About a year ago now I was at first a bi-monthly columnist, and then the Senior Editor of a group of websites under the banner "WashingtonAmerica.Com." Things had gone well for several months, and I had recently taken on two, young writers: one a christian-conservative, and the other a very talented, liberal-minded fellow, both of whom I knew from graduate programs at our university. The site owners were pleased that readership and exposure was on its way up, and so, I decided to spend some of my own cash, and do an investigative piece that would benefit the audience we were targeting, the folks that listen to talk radio and similar media on the GOP, TEA, and Libertarian sides of the big tent.
There was at that time, a ubiquitous campaign on all the major GOP/Conservative media outlets, "Income at Home.Com," an outfit that promised the ability to earn a reasonable living while working from home. Looking into the company, I discovered many things:
1. Income at Home.Com (IHC from here on out), was a shell-company, a dummy front for supplement giant Herbalife.
2. IHC, despite media pitches to the contrary, was a direct-sales outfit.
3. IHC, would allow you to "enter" business with them for a small investment, but denied the necessary access to advertising, sales materials, or bulk rate purchases.
4. IHC was clearly a MLM scheme. Those who bought in at substantially higher cash amounts were allowed to advertise and recruit new sales reps--and this--and not the actual sales of products, was the real moneymaker. In fact, over half of all the bottom-rung distributors lost money each year, and the majority of the rest made under 1500 dollars.
So, having dropped 400 bucks of my own money to gain a look inside this bunch, I wrote up an article pointing out the problems with Herbalife's shady business practices, (such as not revealing the actual company or products involved prior to receiving 400 dollars from some potential investor). A presented the column for WA.com, and was editing the first submissions of our new talent for our next release date.
I was immediately locked out of all websites, and the WA.com's owner disappeared, refusing to answer any inquiries.
So, I now had two new writers the owner had requested, and a very nice consumer piece targeting our intended audience that I had invested several hundred dollars and a month's time in, and was completely dead in the water. My credibility with my new writers and the ton of work I'd done was gone, overnight.
Eventually, I simply published my Herbalife/IHC article online with a major search site provider--the IHC company suddenly pulled their national ad campaign (at least in our regional areas), and retooled their programming (this was a very positive response on IHC/Herbalife's part), and for this the company should be commended. My work had had the intended results, consumers would be a little better protected, but the expansion of WA.com's websites was over.
Earlier this year, one of Herbalife's corporate heads left the company and went public with the same concerns I'd brought in my work. A nice ending that confirmed by original complaints.
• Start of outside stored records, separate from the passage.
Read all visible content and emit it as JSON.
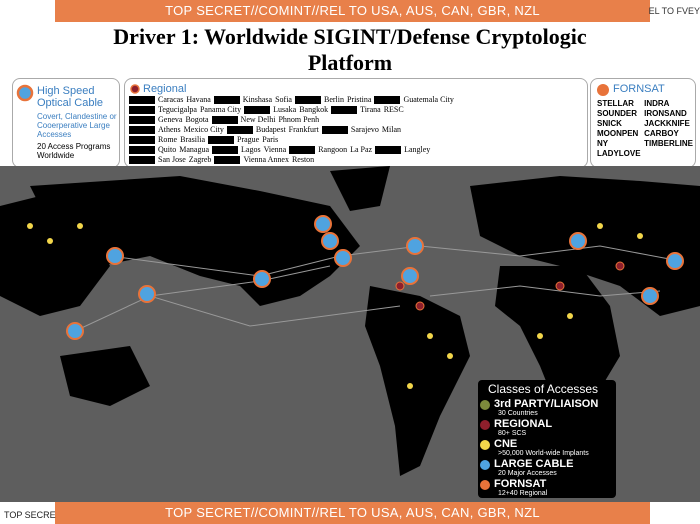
{
  "banner_top": "TOP SECRET//COMINT//REL TO USA, AUS, CAN, GBR, NZL",
  "banner_right": "EL TO FVEY",
  "title": "Driver 1:  Worldwide  SIGINT/Defense  Cryptologic Platform",
  "panels": {
    "cable": {
      "title": "High Speed Optical Cable",
      "description": "Covert, Clandestine or Cooerperative Large Accesses",
      "programs": "20 Access Programs Worldwide"
    },
    "regional": {
      "title": "Regional",
      "cities": [
        [
          "Caracas",
          "Havana",
          "Kinshasa",
          "Sofia",
          "Berlin",
          "Pristina",
          "Guatemala City"
        ],
        [
          "Tegucigalpa",
          "Panama City",
          "Lusaka",
          "Bangkok",
          "Tirana",
          "RESC"
        ],
        [
          "Geneva",
          "Bogota",
          "New Delhi",
          "Phnom Penh"
        ],
        [
          "Athens",
          "Mexico City",
          "Budapest",
          "Frankfurt",
          "Sarajevo",
          "Milan"
        ],
        [
          "Rome",
          "Brasilia",
          "Prague",
          "Paris"
        ],
        [
          "Quito",
          "Managua",
          "Lagos",
          "Vienna",
          "Rangoon",
          "La Paz",
          "Langley"
        ],
        [
          "San Jose",
          "Zagreb",
          "Vienna Annex",
          "Reston"
        ]
      ]
    },
    "fornsat": {
      "title": "FORNSAT",
      "sites": [
        "STELLAR",
        "SOUNDER",
        "SNICK",
        "MOONPEN",
        "NY",
        "LADYLOVE",
        "INDRA",
        "IRONSAND",
        "JACKKNIFE",
        "CARBOY",
        "TIMBERLINE"
      ]
    }
  },
  "legend": {
    "title": "Classes of Accesses",
    "items": [
      {
        "label": "3rd PARTY/LIAISON",
        "detail": "30 Countries",
        "color": "#7d8a3c"
      },
      {
        "label": "REGIONAL",
        "detail": "80+ SCS",
        "color": "#8e1f2c"
      },
      {
        "label": "CNE",
        "detail": ">50,000 World-wide Implants",
        "color": "#f2d64b"
      },
      {
        "label": "LARGE CABLE",
        "detail": "20 Major Accesses",
        "color": "#4fa3e0"
      },
      {
        "label": "FORNSAT",
        "detail": "12+40 Regional",
        "color": "#e8733a"
      }
    ]
  },
  "banner_bottom": "TOP SECRET//COMINT//REL TO USA, AUS, CAN, GBR, NZL",
  "footer_left": "TOP SECRE"
}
Bottom line, the way to get fired in the business? Criticize anything remotely related to a national sponsor, even if it is wrong, even if it exploits your audience's worst off economically.
You see exploitation, misrepresentation, and theft are not things we wish the audience to be too aware of, lest they turn their gaze onto the very "fair and balanced" media whores they make millionaires everyday.
After all, somebody's welfare check has to buy that trip to the Costa Rican prostitution resort.